Paper summary: A First Look at Private Communications in Video Games using Visual Features (PETS 2021)

A First Look at Private Communications in Video Games using Visual Features
Abdul Wajid, Nasir Kamal, Muhammad Sharjeel, Raaez Muhammad Sheikh, Huzaifah Bin Wasim, Muhammad Hashir Ali, Wajahat Hussain, Syed Taha Ali, Latif Anjum

This paper explores the potential of sending covert messages in video games, by writing text using in-game objects such as bullet holes or blocks. The intuition behind it is that while messages written in the visual world of the game can be easily read by humans, such messages exist at a level that is relatively inaccessible to automated detection and analysis. Unlike, for example, in-game text chat, it is not easy for even the game server to tell when a player is arranging objects to spell a message. Off-the-shelf text spotting software is poor at detecting messages written in games, and even if trained specifically on game screenshots, do not generalize well to other games or situations.

A large part of the paper is devoted to the construction and evaluation of the GameText data set, which consists of screenshots of in-game text in three games: Grand Theft Auto V, Call of Duty 4, and Minecraft. Modeled after the Street View Text data set, it contains screenshots of 350 words, created in each of the three games, and seen from three angles. They test the accuracy on this data set of four text spotting engines: DeepTextSpotter, ABCNet, Google Cloud Vision, and Azure Cloud Vision. By default, none of the engines does well on GameText images, getting less than 1% accuracy in most cases (Table 2). After a few hours of specialized retraining, DeepTextSpotter and ABCNet improve in accuracy, up to a maximum of 65% in the case of ABCNet on GTA V (Table 3), though cross-game accuracy is worse. The paper considers other potential ways an adversary might try to detect in-game writing, such as by analyzing network traffic patterns.
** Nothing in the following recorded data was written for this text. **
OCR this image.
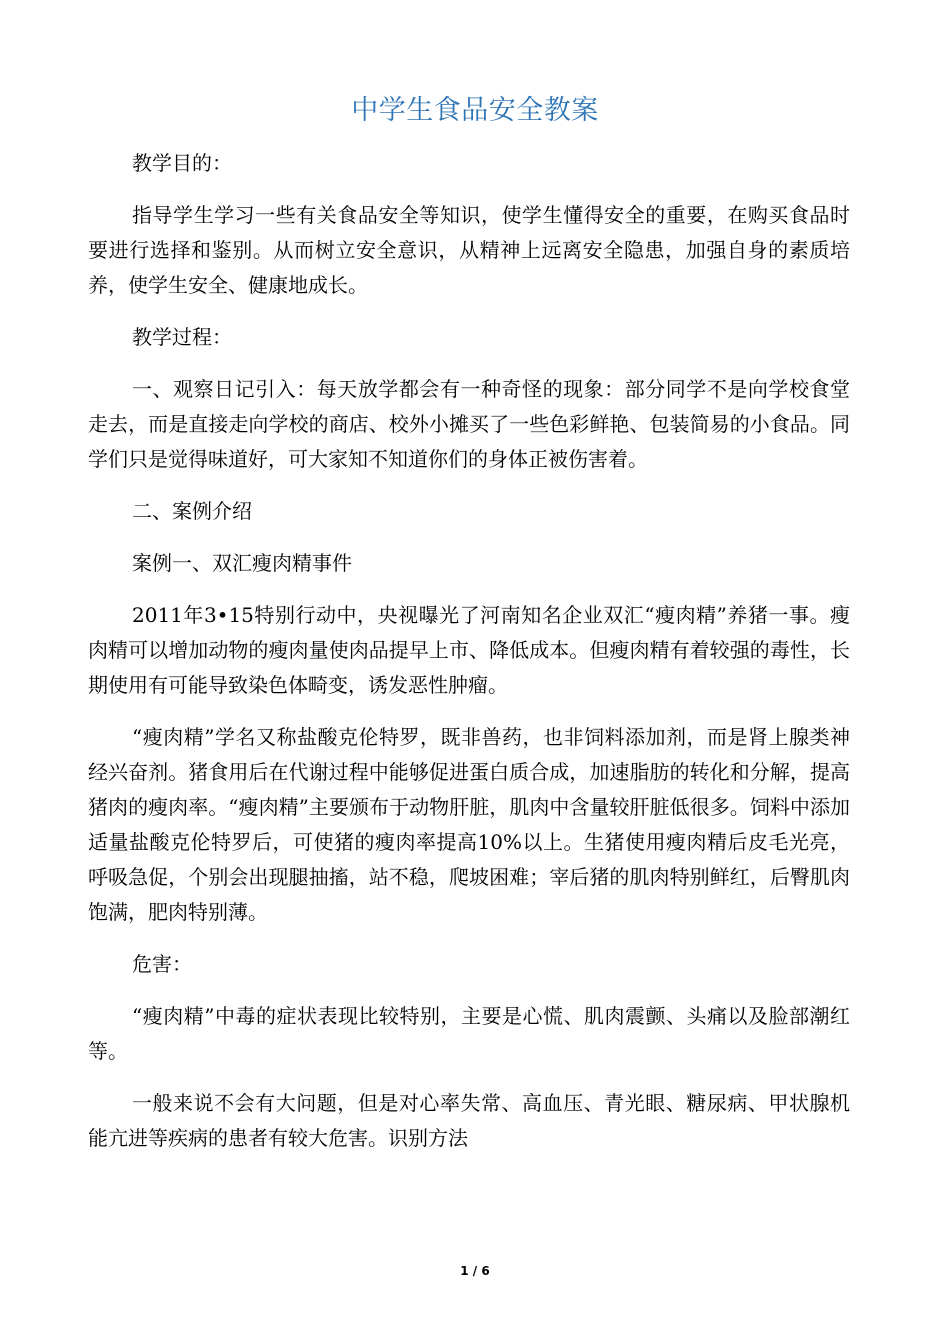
中学生食品安全教案

教学目的：

指导学生学习一些有关食品安全等知识，使学生懂得安全的重要，在购买食品时要进行选择和鉴别。从而树立安全意识，从精神上远离安全隐患，加强自身的素质培养，使学生安全、健康地成长。

教学过程：

一、观察日记引入：每天放学都会有一种奇怪的现象：部分同学不是向学校食堂走去，而是直接走向学校的商店、校外小摊买了一些色彩鲜艳、包装简易的小食品。同学们只是觉得味道好，可大家知不知道你们的身体正被伤害着。

二、案例介绍

案例一、双汇瘦肉精事件

2011年3•15特别行动中，央视曝光了河南知名企业双汇“瘦肉精”养猪一事。瘦肉精可以增加动物的瘦肉量使肉品提早上市、降低成本。但瘦肉精有着较强的毒性，长期使用有可能导致染色体畸变，诱发恶性肿瘤。

“瘦肉精”学名又称盐酸克伦特罗，既非兽药，也非饲料添加剂，而是肾上腺类神经兴奋剂。猪食用后在代谢过程中能够促进蛋白质合成，加速脂肪的转化和分解，提高猪肉的瘦肉率。“瘦肉精”主要颁布于动物肝脏，肌肉中含量较肝脏低很多。饲料中添加适量盐酸克伦特罗后，可使猪的瘦肉率提高10%以上。生猪使用瘦肉精后皮毛光亮，呼吸急促，个别会出现腿抽搐，站不稳，爬坡困难；宰后猪的肌肉特别鲜红，后臀肌肉饱满，肥肉特别薄。

危害：

“瘦肉精”中毒的症状表现比较特别，主要是心慌、肌肉震颤、头痛以及脸部潮红等。

一般来说不会有大问题，但是对心率失常、高血压、青光眼、糖尿病、甲状腺机能亢进等疾病的患者有较大危害。识别方法

1 / 6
The manual process of writing text in a game results in an ultra-low bitrate, on the order of 1 bit/s, which means it is only usable for quite short texts, or for distributing bootstrapping information like proxy addresses. Though they are also based on video games, the research of this paper is qualitatively different from past works such as Rook (overwrites certain fields in network packets), Castle (encodes information as in-game actions), and FPSCC (encodes information in slight perturbations to user inputs).

Thanks to the authors for reviewing a draft of this summary.